Другого «языка» нет сейчас во всей армии, и немец нарасхват. Его забирают на допрос в отдел связи, к командующему артиллерией и даже к химикам, хотя толк от него невелик — немец явно не сенсационный. [244]

Он торопливо шагает впереди красноармейца, оборванный, кудлатый, чужой; на весах у амбара пусто и чего-то вроде бы не хватает.

В этой двухслойной деревне — войско и жители — появился в его лице третий слой, ни с чем не смешивающийся.

Здешние жители немцев повидали, но в другом качестве. Побежденного — впервые. Если немец на месте, а часовой сговорчив и поблизости нет начальства, можно подойти к амбару. Немец пообвык и разглядывание переносит беспечно. Эти бабы в платках, эти бороды уже знакомы ему.

Умен ли немец, глуп ли, зачем явился, много ли ему Гитлер посулил — ни черта не выведаешь.

Но попросить — и фриц покладисто отворачивает широкое голенище, показывает ногу в шерстяном носке. И это среди лета, чтоб не сбить, значит, ног, по-ихнему! Ну и ну!

Немец без портянок — в шерстяных носках, он сперва свою пайку хлеба сжует, а потом, смотреть тошно, суп хлебает.

Но он не угрюм. И стоило ему одну ночь переночевать в деревне, его простодушие примиряет с ним. Сидит, как кудлатый щенок на цепи. И связной майора Лепехин собирает кой-чего ему.

— Надо Карлу покормить.

Вот только Анна Прохоровна, проходя мимо амбара, приостановится, вздохнет:

— Жизнь бог дает, а такой вот отымает.

6

На правом фланге армии, возле деревни Подборовье и у Велюбино, строят ложные переправы на Волге. Тюкают топоры, визжат пилы. Артиллеристы перетаскивают орудия. Постреливают. Нужно, чтобы немцы поверили: наступать готовятся на правом фланге.

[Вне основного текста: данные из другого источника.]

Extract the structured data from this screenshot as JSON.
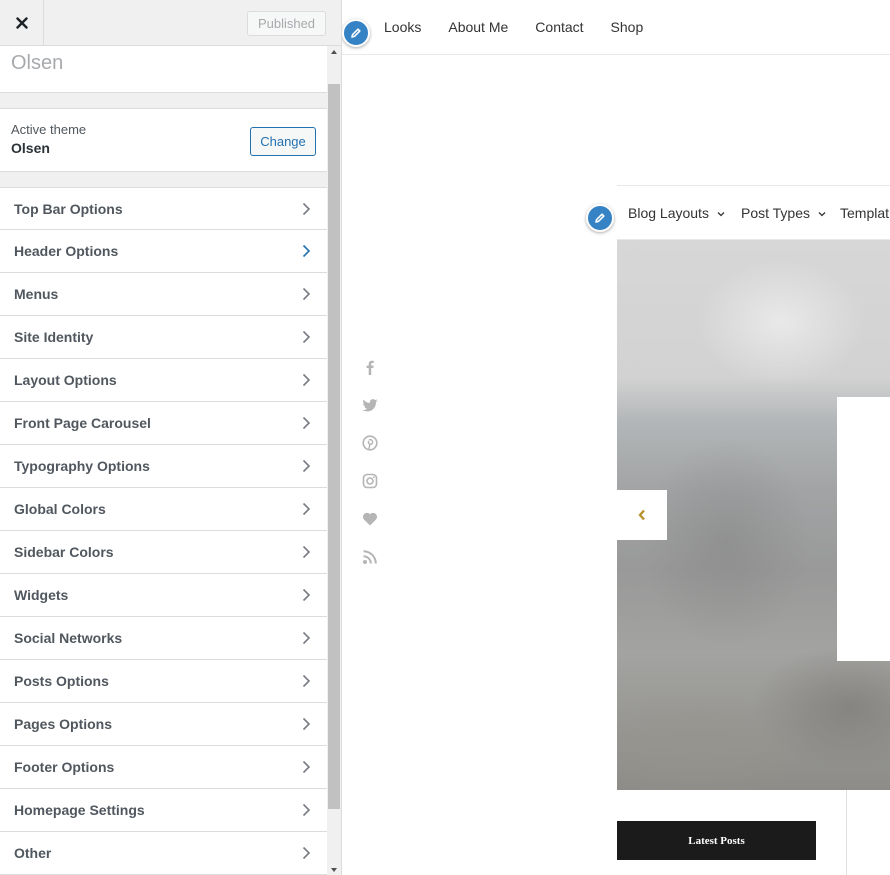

Под вечер с левого фланга на правый движутся танки, а под покровом ночи возвращаются назад.

Сегодня начальник штаба вызвал капитана Голышко, приказал ему отправиться на бронепоезд. Задача бронепоезда — внезапно ворваться в Ржев, создать видимость прорыва на правом фланге.

Через час Голышко выходить, он спит пока. [245]

Я сижу на крыльце у Анны Прохоровны, сочиняю обращение: «Немецкие солдаты в Ржеве! Пока не поздно, опомнитесь...»

Пахнет сеном. Анна Прохоровна разостлала его у порога, сушит.

В небе ровный, увесистый гул — торчит «фокке-вульф», предвестник бомбежки.

Анна Прохоровна запрокидывает голову, долго изучает небо.

— Дождь, наверно, спуститься хотит, — заключает она и принимается охапками перетаскивать сено во двор. Наблюдать за ней сущее удовольствие: каждое ее движение целесообразно и сама она подобранна, нетороплива, точно хранит внутри себя что-то важное, важнее этой работы, а уж войны и подавно.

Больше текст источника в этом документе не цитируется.